# Kernel and Image of a linear transformation T given on a basis

Let V be a 4-d vector space. $T:V \rightarrow V$is a linear operator whose effect on basis {$e_1, e_2,e_3,e_4$} is

$Te_1= 2e_1- e_4$

$Te_2= -2e_1 + e_4$

$Te_3= -2e_1 + e_4$

$Te_4= e_1$

Find a basis for Ker T and Image T. Calculate the rank and nullity of T.

$$A =\begin{bmatrix} 2 & -2 & -2 & 1\\ 0 & 0 & 0 & 0\\ 0 & 0 & 0 & 0\\ -1 & 1 & 1 & 0\\ \end{bmatrix}$$

RREF: $$A =\begin{bmatrix} 1 & -1 & -1 & 0\\ 0 & 0 & 0 & 1\\ 0 & 0 & 0 & 0\\ 0 & 0 & 0 & 0\\ \end{bmatrix}$$

• I apologize on the lack of format, I am not sure how to get it right Oct 2, 2013 at 19:46
• Read a little about LaTeX, or get into any other question and do "edit" to see how the formating is done. Oct 2, 2013 at 19:47
• fixed the original format Oct 2, 2013 at 19:51
• Nice. Have you already studied about matrix representations of linear transformations? Oct 2, 2013 at 19:52
• to be honest, I'm in a theoretical physics class and have no idea what's going on... Oct 2, 2013 at 19:55

The matrix corresponding to $\;T\;$ and the given basis is in fact

$$\begin{pmatrix}2&-2&-2&-2\\0&0&0&0\\0&0&0&0\\-1&1&1&1\end{pmatrix}$$

From this we can see the matrix rank = the transformation's image's dimension, is one, and thus its kernel (both of the matrix and the transformation) has dimension three.

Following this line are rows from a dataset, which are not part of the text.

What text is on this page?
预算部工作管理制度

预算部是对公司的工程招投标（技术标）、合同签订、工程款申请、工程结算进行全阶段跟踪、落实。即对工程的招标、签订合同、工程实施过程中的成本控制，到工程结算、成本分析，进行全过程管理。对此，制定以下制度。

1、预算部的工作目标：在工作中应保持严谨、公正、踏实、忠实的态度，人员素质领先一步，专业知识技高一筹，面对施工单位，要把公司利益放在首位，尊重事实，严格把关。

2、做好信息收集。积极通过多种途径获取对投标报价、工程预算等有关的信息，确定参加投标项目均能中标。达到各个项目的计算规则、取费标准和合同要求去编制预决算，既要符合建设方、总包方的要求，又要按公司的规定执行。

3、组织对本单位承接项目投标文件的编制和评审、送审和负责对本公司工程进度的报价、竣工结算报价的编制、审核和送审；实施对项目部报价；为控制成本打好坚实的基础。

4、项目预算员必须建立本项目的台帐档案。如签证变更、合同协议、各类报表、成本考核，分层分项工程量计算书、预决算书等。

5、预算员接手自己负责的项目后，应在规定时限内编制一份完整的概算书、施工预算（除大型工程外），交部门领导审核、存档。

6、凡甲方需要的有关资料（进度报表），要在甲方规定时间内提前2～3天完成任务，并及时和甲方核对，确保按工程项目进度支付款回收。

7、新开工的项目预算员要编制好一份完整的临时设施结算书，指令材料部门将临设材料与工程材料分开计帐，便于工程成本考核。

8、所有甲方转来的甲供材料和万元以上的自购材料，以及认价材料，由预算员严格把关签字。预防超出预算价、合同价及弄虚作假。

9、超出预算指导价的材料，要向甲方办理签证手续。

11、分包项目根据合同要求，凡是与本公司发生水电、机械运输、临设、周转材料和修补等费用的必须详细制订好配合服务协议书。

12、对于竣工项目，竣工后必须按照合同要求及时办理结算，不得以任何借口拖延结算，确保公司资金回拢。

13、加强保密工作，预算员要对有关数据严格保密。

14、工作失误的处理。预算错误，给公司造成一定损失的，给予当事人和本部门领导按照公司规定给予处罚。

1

If you don't understand this I can't see a way to explain you any further without solving completely the question and you don't understanding a thing...

• my orignial parameters were wrong, and I have input in rref Oct 2, 2013 at 20:09

First, notice that if you write the matrix $A$ defined as $Ax = T(x)$

Then if we consider the basis ${\cal B} = \{e_1,e_2,e_3,e_4\}$ we have that

$$A = [T(e_1)\quad T(e_2)\quad T(e_3)\quad T(e_4)]$$

That's because every $x\in V$ can be writed as $x = \alpha_1e_1+\alpha_2e_2+\alpha_3e_3+\alpha_4e_4$, with $\alpha_i\in\mathbb{K}$ (with $\mathbb{K}$ )

Then, as $T$ is linear

Then you must determine the Kernel and Image of $A$ and then write those vectors on basis ${\cal B}$
Remember that $Rank(T) + Kern(T) = Dim(V)$. So if $Dim(V) = 4$ and $Rank(T) = 1$, finding the Kernel should be pretty easy.
You can think of Rank as the dimension of the subspace of $V$ given by $T$.